Progressive Dogma Behind Portland’s Self-Destruction
Disagreements over where to shelter and treat homeless addicts undermine confidence in the “smart growth” approach to city planning
Portland used to be all about livability. In his 1993 anti-sprawl polemic Geography of Nowhere, James Howard Kunstler wrote that Portland “embodies the most hopeful and progressive trends in American city life and especially in urban planning.”
The city will forever be associated with the sketch comedy series Portlandia, which depicted a social order centered around craft light bulb makers, zucchini milk, and adults participating in hide-and-seek leagues.
But today, Portland is anything but livable. Crime is so bad that businesses have gone cashless “for the safety of our employees,” hired private security, who are sometimes armed, and locked down products of even modest value to thwart shoplifters.
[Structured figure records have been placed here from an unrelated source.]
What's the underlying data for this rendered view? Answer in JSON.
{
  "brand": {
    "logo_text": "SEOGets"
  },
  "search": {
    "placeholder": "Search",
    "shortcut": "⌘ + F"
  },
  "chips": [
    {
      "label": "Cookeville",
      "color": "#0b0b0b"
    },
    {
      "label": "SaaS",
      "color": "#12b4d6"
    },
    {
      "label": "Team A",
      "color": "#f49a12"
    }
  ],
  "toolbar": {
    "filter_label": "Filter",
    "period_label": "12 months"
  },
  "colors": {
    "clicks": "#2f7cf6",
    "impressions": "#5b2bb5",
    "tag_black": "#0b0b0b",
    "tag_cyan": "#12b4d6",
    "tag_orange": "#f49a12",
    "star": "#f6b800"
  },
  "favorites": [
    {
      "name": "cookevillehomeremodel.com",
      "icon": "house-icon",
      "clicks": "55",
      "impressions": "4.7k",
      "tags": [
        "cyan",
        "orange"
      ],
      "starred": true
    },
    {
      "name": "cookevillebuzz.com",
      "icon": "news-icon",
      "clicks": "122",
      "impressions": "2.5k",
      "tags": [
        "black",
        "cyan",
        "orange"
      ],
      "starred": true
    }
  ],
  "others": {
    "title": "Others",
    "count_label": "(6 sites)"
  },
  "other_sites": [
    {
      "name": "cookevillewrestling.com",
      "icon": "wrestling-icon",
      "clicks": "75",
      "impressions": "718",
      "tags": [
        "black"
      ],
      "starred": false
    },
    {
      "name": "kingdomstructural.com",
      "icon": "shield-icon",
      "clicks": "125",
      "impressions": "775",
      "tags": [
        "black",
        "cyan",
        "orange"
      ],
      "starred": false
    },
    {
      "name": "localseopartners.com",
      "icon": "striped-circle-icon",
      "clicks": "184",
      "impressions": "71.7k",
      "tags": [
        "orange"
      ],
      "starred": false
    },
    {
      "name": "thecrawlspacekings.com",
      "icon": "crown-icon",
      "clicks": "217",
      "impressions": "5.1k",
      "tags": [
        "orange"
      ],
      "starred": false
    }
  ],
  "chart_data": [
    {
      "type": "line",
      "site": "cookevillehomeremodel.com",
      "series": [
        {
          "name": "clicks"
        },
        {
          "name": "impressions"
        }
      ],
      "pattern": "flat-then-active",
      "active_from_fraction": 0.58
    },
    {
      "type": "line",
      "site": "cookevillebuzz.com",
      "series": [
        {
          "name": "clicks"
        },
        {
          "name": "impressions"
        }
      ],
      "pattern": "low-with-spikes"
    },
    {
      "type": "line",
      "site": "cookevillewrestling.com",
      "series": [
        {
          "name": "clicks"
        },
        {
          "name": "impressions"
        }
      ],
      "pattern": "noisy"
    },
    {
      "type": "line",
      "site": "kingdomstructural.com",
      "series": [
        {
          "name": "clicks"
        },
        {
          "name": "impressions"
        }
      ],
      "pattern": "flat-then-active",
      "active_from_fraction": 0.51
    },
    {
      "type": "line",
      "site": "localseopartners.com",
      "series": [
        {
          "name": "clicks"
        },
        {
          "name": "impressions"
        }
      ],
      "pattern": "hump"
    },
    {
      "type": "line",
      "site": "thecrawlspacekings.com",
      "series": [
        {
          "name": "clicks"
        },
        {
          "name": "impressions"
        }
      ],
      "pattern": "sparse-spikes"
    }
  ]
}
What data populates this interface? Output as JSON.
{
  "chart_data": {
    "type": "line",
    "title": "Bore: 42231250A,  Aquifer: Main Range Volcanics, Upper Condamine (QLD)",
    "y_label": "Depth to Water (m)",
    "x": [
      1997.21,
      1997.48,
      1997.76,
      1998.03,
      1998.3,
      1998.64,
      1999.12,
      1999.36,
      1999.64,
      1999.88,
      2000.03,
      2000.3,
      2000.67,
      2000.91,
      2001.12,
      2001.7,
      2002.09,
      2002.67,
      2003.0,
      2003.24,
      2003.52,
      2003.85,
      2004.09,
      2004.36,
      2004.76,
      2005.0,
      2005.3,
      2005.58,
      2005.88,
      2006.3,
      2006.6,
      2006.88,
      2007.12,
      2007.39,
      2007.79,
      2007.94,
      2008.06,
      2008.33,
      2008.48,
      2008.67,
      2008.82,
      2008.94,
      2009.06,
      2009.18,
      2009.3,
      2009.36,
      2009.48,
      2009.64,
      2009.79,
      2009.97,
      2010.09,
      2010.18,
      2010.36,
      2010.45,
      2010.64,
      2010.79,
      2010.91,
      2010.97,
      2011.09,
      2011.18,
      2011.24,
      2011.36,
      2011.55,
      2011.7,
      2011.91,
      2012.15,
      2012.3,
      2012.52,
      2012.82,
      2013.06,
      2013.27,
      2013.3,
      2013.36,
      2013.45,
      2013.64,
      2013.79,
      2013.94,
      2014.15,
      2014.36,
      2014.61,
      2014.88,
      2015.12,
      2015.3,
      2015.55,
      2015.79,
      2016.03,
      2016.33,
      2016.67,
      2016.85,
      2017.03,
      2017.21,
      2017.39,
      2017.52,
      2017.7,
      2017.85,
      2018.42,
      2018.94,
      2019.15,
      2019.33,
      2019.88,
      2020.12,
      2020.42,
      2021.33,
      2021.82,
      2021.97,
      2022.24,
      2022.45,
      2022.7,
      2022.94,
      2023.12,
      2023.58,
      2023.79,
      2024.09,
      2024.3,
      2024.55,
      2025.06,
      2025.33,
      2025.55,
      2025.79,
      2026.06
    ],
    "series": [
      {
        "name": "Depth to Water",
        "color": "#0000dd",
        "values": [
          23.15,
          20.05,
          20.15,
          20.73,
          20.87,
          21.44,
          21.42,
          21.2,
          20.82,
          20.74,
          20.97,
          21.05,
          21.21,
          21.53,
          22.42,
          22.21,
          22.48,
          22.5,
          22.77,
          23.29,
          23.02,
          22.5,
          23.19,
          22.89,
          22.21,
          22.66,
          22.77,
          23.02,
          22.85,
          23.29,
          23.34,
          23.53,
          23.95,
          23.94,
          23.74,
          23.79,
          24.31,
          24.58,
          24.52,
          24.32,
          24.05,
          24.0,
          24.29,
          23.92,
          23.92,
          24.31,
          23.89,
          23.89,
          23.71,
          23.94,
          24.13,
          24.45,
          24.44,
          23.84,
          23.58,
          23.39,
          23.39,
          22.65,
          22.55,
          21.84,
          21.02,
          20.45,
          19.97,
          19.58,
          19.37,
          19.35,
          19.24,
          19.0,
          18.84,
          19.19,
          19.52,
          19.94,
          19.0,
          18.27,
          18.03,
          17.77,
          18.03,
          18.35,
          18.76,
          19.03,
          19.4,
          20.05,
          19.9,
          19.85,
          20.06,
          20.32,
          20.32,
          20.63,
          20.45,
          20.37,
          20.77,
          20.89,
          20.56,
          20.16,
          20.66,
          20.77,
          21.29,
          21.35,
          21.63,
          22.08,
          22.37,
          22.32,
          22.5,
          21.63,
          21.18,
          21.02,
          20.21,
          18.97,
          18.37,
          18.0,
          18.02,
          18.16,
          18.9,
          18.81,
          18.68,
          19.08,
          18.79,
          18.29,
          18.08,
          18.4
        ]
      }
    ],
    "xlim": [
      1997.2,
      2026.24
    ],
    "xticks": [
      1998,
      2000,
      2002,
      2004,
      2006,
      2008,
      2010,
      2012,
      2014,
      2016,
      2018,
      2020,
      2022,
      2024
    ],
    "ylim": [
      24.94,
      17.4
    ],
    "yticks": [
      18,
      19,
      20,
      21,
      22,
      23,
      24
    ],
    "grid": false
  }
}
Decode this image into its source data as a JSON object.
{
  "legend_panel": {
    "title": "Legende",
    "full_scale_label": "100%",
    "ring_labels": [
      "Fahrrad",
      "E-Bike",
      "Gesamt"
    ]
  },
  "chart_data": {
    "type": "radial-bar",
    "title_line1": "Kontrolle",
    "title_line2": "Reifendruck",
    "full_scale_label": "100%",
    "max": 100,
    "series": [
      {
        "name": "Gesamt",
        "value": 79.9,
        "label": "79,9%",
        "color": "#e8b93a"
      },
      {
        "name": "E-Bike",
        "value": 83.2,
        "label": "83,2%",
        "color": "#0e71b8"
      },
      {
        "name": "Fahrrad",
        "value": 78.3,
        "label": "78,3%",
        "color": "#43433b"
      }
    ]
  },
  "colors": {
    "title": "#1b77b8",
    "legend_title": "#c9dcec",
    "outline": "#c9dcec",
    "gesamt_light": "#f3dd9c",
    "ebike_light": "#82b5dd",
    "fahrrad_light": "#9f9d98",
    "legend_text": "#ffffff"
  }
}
Most of the region’s 7,500 homeless population lives on the street. Of the 193 homeless deaths recorded in Multnomah County in 2021, about 60% involved substance abuse. Fatal opioid overdoses in Multnomah County are up over 500% in the last five years.
Police estimate that last year, one-third of homicide incidents in Portland involved the homeless population. In 2023, murders are trending down from 2022’s record high but still trending higher than pre-Covid norms, as are rates of reported property crimes.
In downtown, public drug consumption is ubiquitous, having spread far beyond the borders of Old Town, Portland’s historic disorder district. The burnt foil scattered on the streets is a grim marker of the transition from heroin to fentanyl, which is typically smoked.